VON ERICH VORRATH
Neue Kronen-Zeitung" vom 25.02.2005 Seite: 20

Wi, Morgen

Bald Musterprozess wegen des Fluglärms

Die Bürgerinitiativen gehen vor Gericht:

Jetzt soll der Protest gegen den Fluglärm in Wien und den
Umlandgemeinden in den Gerichtssaal verlegt werden: Die von den
Bürgerinitiativen gegründete "Antifluglärm-Gemeinschaft" wird einen
Musterprozess führen - gegen die geplante dritte Piste in Schwechat,
gegen den Entwurf des neuen Lärmschutzgesetzes.

Was die Protest-Gruppen besonders stört: Die in diesem Gesetz
festgelegten Lärmgrenzen würden - durch die Methode der Berechnung
- eine Verzehnfachung der Flugbewegungen zulassen.
Ebenfalls ein Dorn im Auge der Lärmgegner: der Ausbau Schwechats zu
einem internationalen Umsteige-Drehkreuz und einem
Frachtumschlagplatz.
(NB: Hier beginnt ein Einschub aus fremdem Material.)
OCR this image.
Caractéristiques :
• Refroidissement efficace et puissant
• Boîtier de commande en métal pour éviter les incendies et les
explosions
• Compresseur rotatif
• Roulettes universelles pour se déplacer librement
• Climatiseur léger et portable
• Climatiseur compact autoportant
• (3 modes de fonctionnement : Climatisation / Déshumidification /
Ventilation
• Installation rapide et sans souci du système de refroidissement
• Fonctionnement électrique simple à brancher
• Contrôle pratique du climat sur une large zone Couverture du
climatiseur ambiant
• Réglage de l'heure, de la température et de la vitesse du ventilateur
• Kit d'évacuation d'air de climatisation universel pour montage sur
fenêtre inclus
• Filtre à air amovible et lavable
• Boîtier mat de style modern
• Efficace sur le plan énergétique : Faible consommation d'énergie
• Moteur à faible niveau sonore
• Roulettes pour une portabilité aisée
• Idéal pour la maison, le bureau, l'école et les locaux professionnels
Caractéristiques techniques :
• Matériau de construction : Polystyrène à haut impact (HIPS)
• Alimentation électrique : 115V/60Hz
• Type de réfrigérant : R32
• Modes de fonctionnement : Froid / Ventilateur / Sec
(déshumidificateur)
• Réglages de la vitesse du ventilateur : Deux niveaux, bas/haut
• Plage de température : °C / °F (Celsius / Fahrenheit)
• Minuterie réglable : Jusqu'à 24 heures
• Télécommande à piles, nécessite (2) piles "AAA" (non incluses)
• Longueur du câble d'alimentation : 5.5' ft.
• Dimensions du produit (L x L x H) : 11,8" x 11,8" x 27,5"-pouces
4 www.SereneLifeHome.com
Sprecherin Johanna Aschenbrenner: "Das bringt
keine Arbeitsplätze und sichert den Flughafen nicht."

Anderer Meinung ist da NÖ-Landeshauptmann Erwin Pröll: "Der
Flughafen Schwechat ist ein bedeutender Standortfaktor für die
internationale Anbindung Niederösterrreichs und vor allem Wiens an
den internationalen Wirtschaftsraum. Durch Beschränkung auf
Tourismusverkehr würde man einerseits dem Flughafen eine wichtige
ökonomische Basis entziehen, andererseits hätte ein reiner
Tourismusflughafen wesentlich geringere positive Standortwirkungen
auf die Wirtschaftsregion." Also: verhärtete Fronten.